Ubuntu – How to add repo gpg keys as apt-key is deprecated

aptgnupgpparepositoryupdates

After one of my recent updates, I noticed that my 3rd party repos were failing to update due to the NO_PUBKEY error from apt. I looked for hours to find a fix, but all fixes suggest using apt-key. However, that no longer works because it has been deprecated. So I manually copied one repo's keys from /usr/share/keyrings to /etc/apt/trusted.gpg.d as a test and that seems to work. Now everything works for that app.

My question is: is there a new function to download keys from a keyserver instead of the apt-key function? Most sites have not realized this change and offer the apt-key command for their repo keys and that just returns errors now. And how to update my current third party repo keys as only they have the problem? Should I manually cp the keys as I mentioned above, or is there a more efficient solution?

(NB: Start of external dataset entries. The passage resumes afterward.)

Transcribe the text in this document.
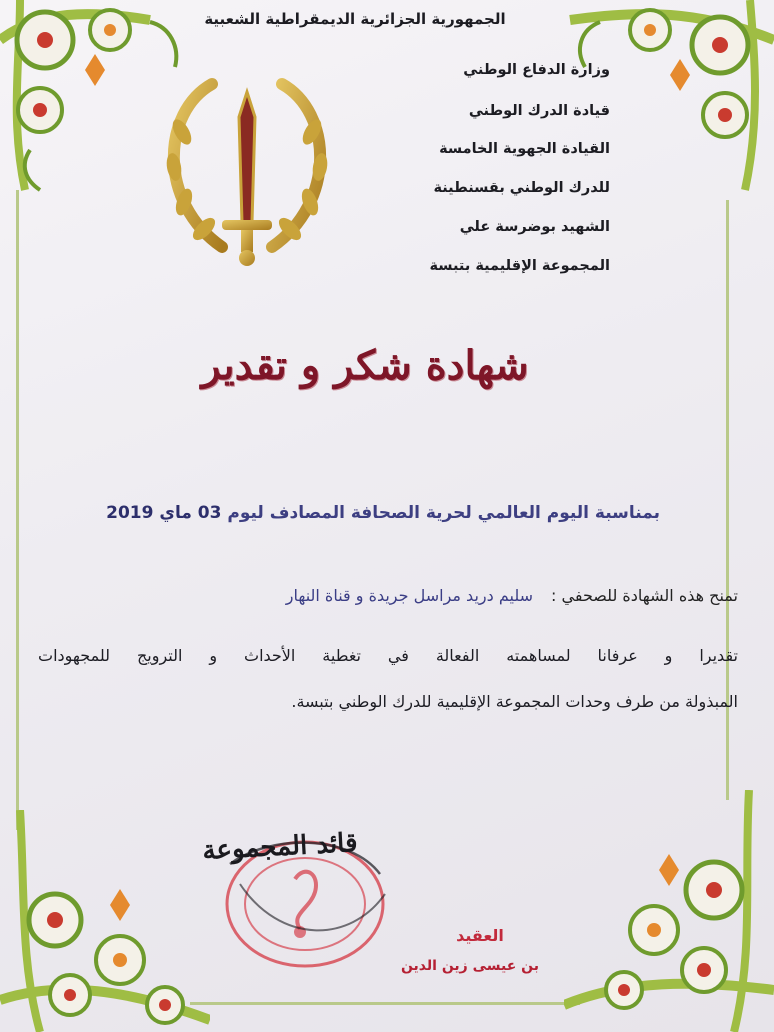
الجمهورية الجزائرية الديمقراطية الشعبية
وزارة الدفاع الوطني
قيادة الدرك الوطني
القيادة الجهوية الخامسة
للدرك الوطني بقسنطينة
الشهيد بوضرسة علي
المجموعة الإقليمية بتبسة
شهادة شكر و تقدير
بمناسبة اليوم العالمي لحرية الصحافة المصادف ليوم 03 ماي 2019
تمنح هذه الشهادة للصحفي :
سليم دريد مراسل جريدة و قناة النهار
تقديرا و عرفانا لمساهمته الفعالة في تغطية الأحداث و الترويج للمجهودات
المبذولة من طرف وحدات المجموعة الإقليمية للدرك الوطني بتبسة.
قائد المجموعة
العقيد
بن عيسى زين الدين
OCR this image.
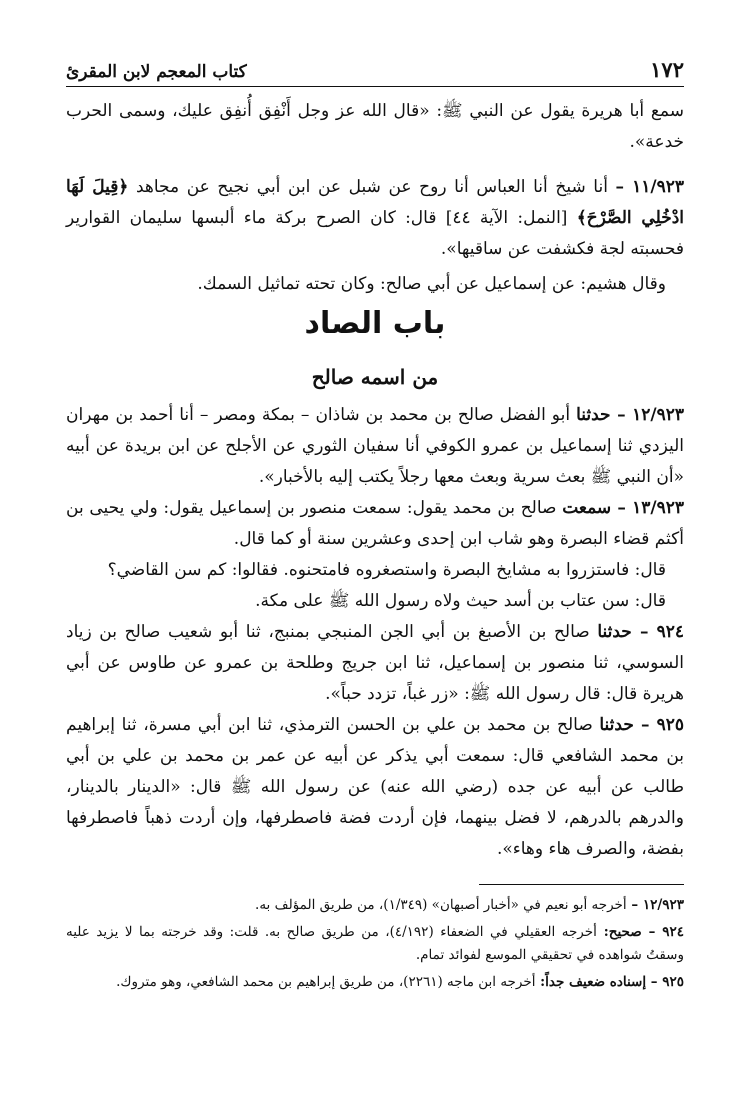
١٧٢
كتاب المعجم لابن المقرئ

سمع أبا هريرة يقول عن النبي ﷺ: «قال الله عز وجل أَنْفِق أُنفِق عليك، وسمى الحرب خدعة».

١١/٩٢٣ – أنا شيخ أنا العباس أنا روح عن شبل عن ابن أبي نجيح عن مجاهد ﴿قِيلَ لَهَا ادْخُلِي الصَّرْحَ﴾ [النمل: الآية ٤٤] قال: كان الصرح بركة ماء ألبسها سليمان القوارير فحسبته لجة فكشفت عن ساقيها».

وقال هشيم: عن إسماعيل عن أبي صالح: وكان تحته تماثيل السمك.

باب الصاد
من اسمه صالح

١٢/٩٢٣ – حدثنا أبو الفضل صالح بن محمد بن شاذان – بمكة ومصر – أنا أحمد بن مهران اليزدي ثنا إسماعيل بن عمرو الكوفي أنا سفيان الثوري عن الأجلح عن ابن بريدة عن أبيه «أن النبي ﷺ بعث سرية وبعث معها رجلاً يكتب إليه بالأخبار».

١٣/٩٢٣ – سمعت صالح بن محمد يقول: سمعت منصور بن إسماعيل يقول: ولي يحيى بن أكثم قضاء البصرة وهو شاب ابن إحدى وعشرين سنة أو كما قال.

قال: فاستزروا به مشايخ البصرة واستصغروه فامتحنوه. فقالوا: كم سن القاضي؟

قال: سن عتاب بن أسد حيث ولاه رسول الله ﷺ على مكة.

٩٢٤ – حدثنا صالح بن الأصبغ بن أبي الجن المنبجي بمنبج، ثنا أبو شعيب صالح بن زياد السوسي، ثنا منصور بن إسماعيل، ثنا ابن جريج وطلحة بن عمرو عن طاوس عن أبي هريرة قال: قال رسول الله ﷺ: «زر غباً، تزدد حباً».

٩٢٥ – حدثنا صالح بن محمد بن علي بن الحسن الترمذي، ثنا ابن أبي مسرة، ثنا إبراهيم بن محمد الشافعي قال: سمعت أبي يذكر عن أبيه عن عمر بن محمد بن علي بن أبي طالب عن أبيه عن جده (رضي الله عنه) عن رسول الله ﷺ قال: «الدينار بالدينار، والدرهم بالدرهم، لا فضل بينهما، فإن أردت فضة فاصطرفها، وإن أردت ذهباً فاصطرفها بفضة، والصرف هاء وهاء».

١٢/٩٢٣ – أخرجه أبو نعيم في «أخبار أصبهان» (١/٣٤٩)، من طريق المؤلف به.

٩٢٤ – صحيح: أخرجه العقيلي في الضعفاء (٤/١٩٢)، من طريق صالح به. قلت: وقد خرجته بما لا يزيد عليه وسقتُ شواهده في تحقيقي الموسع لفوائد تمام.

٩٢٥ – إسناده ضعيف جداً: أخرجه ابن ماجه (٢٢٦١)، من طريق إبراهيم بن محمد الشافعي، وهو متروك.
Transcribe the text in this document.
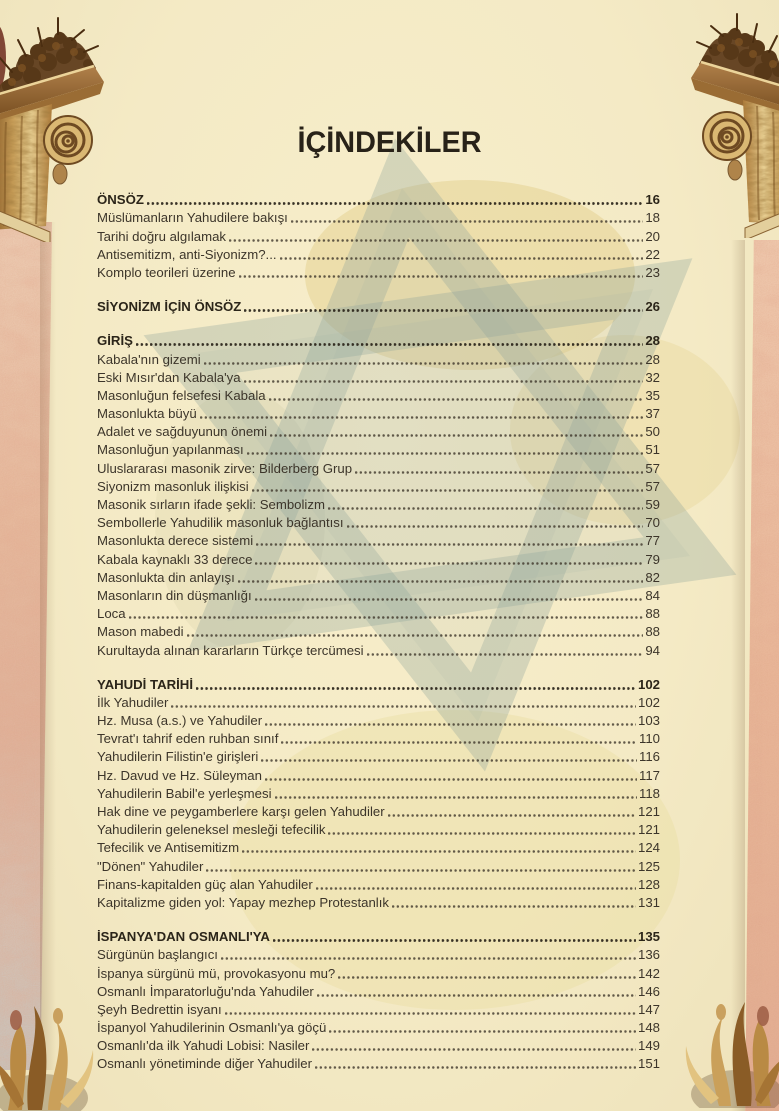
İÇİNDEKİLER
ÖNSÖZ	16
Müslümanların Yahudilere bakışı	18
Tarihi doğru algılamak	20
Antisemitizm, anti-Siyonizm?...	22
Komplo teorileri üzerine	23
SİYONİZM İÇİN ÖNSÖZ	26
GİRİŞ	28
Kabala'nın gizemi	28
Eski Mısır'dan Kabala'ya	32
Masonluğun felsefesi Kabala	35
Masonlukta büyü	37
Adalet ve sağduyunun önemi	50
Masonluğun yapılanması	51
Uluslararası masonik zirve: Bilderberg Grup	57
Siyonizm masonluk ilişkisi	57
Masonik sırların ifade şekli: Sembolizm	59
Sembollerle Yahudilik masonluk bağlantısı	70
Masonlukta derece sistemi	77
Kabala kaynaklı 33 derece	79
Masonlukta din anlayışı	82
Masonların din düşmanlığı	84
Loca	88
Mason mabedi	88
Kurultayda alınan kararların Türkçe tercümesi	94
YAHUDİ TARİHİ	102
İlk Yahudiler	102
Hz. Musa (a.s.) ve Yahudiler	103
Tevrat'ı tahrif eden ruhban sınıf	110
Yahudilerin Filistin'e girişleri	116
Hz. Davud ve Hz. Süleyman	117
Yahudilerin Babil'e yerleşmesi	118
Hak dine ve peygamberlere karşı gelen Yahudiler	121
Yahudilerin geleneksel mesleği tefecilik	121
Tefecilik ve Antisemitizm	124
"Dönen" Yahudiler	125
Finans-kapitalden güç alan Yahudiler	128
Kapitalizme giden yol: Yapay mezhep Protestanlık	131
İSPANYA'DAN OSMANLI'YA	135
Sürgünün başlangıcı	136
İspanya sürgünü mü, provokasyonu mu?	142
Osmanlı İmparatorluğu'nda Yahudiler	146
Şeyh Bedrettin isyanı	147
İspanyol Yahudilerinin Osmanlı'ya göçü	148
Osmanlı'da ilk Yahudi Lobisi: Nasiler	149
Osmanlı yönetiminde diğer Yahudiler	151
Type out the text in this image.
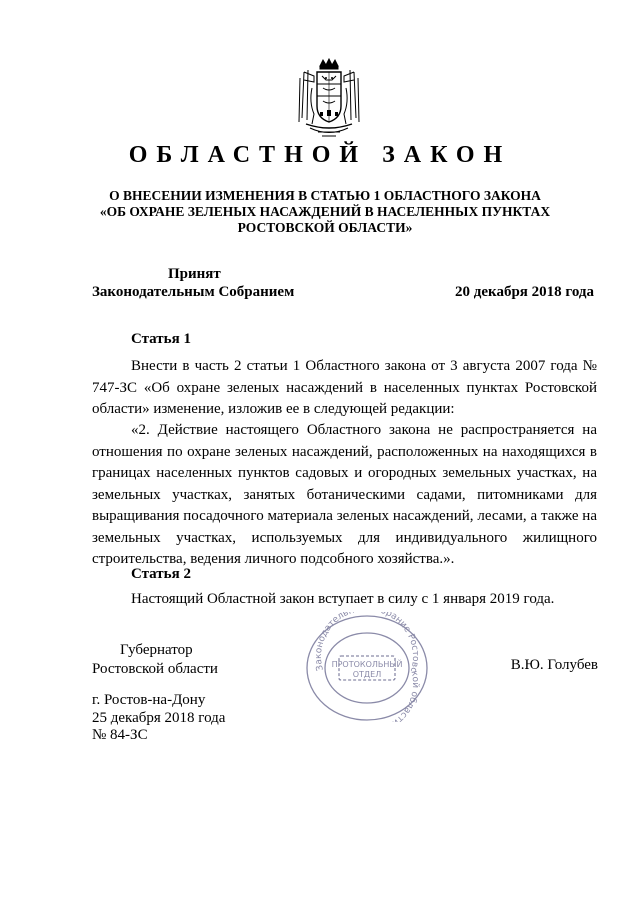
ОБЛАСТНОЙ ЗАКОН
О ВНЕСЕНИИ ИЗМЕНЕНИЯ В СТАТЬЮ 1 ОБЛАСТНОГО ЗАКОНА
«ОБ ОХРАНЕ ЗЕЛЕНЫХ НАСАЖДЕНИЙ В НАСЕЛЕННЫХ ПУНКТАХ
РОСТОВСКОЙ ОБЛАСТИ»
Принят
Законодательным Собранием	20 декабря 2018 года
Статья 1

Внести в часть 2 статьи 1 Областного закона от 3 августа 2007 года № 747-ЗС «Об охране зеленых насаждений в населенных пунктах Ростовской области» изменение, изложив ее в следующей редакции:

«2. Действие настоящего Областного закона не распространяется на отношения по охране зеленых насаждений, расположенных на находящихся в границах населенных пунктов садовых и огородных земельных участках, на земельных участках, занятых ботаническими садами, питомниками для выращивания посадочного материала зеленых насаждений, лесами, а также на земельных участках, используемых для индивидуального жилищного строительства, ведения личного подсобного хозяйства.».

Статья 2

Настоящий Областной закон вступает в силу с 1 января 2019 года.

Губернатор
Ростовской области	Законодатель рание Ростовской област
ПРОТОКОЛЬНЫЙ
ОТДЕЛ
В.Ю. Голубев
г. Ростов-на-Дону
25 декабря 2018 года
№ 84-ЗС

EDIT: I am on 20.10. Apt-key works for 20.04 but not after that.

$ sudo apt update
Err:9 http://repo.vivaldi.com/stable/deb stable Release.gpg
  The following signatures couldn't be verified because the public key is not available: NO_PUBKEY 9658E8044A3AA3D6

W: An error occurred during the signature verification. The repository is not updated and the previous index files will be used. GPG error: http://repo.vivaldi.com/stable/deb stable Release: The following signatures couldn't be verified because the public key is not available: NO_PUBKEY 9658E8044A3AA3D6
W: Failed to fetch http://repo.vivaldi.com/stable/deb/dists/stable/Release.gpg  The following signatures couldn't be verified because the public key is not available: NO_PUBKEY 9658E8044A3AA3D6
W: Some index files failed to download. They have been ignored, or old ones used instead.

Best Answer

apt-key never downloaded keys by itself. apt-key adv passed on options to gpg, and gpg did the actual downloading (apt-key is a complicated shell script that itself creates temporary scripts to run gpg). You can still use gpg to import keys, e.g. instead of apt-key adv --recv-keys, you'd do something like:

sudo gpg --no-default-keyring --keyring gnupg-ring:/etc/apt/trusted.gpg.d/foo.gpg --recv-keys 9658E8044A3AA3D6

Or instead of wget ... | apt-key add -:

wget -qO - https://example.com/somekey.gpg |
  sudo gpg --no-default-keyring --keyring gnupg-ring:/etc/apt/trusted.gpg.d/example.gpg --import -

Notes:

  1. GnuPG will create trust stores in root's home directory. Use --homedir with some other part if you want to avoid that.
  2. GnuPG creates keyrings in the new keybox format by default, and these don't work with apt, but using the gnupg-ring: prefix makes it uses the old format for some reason.

If your software already had keyrings installed in /usr/share/keyrings, then presumably their sources.list entries should have had something like [signed-by=/usr/share/keyrings/foo.gpg] (cf. the Debian Wiki).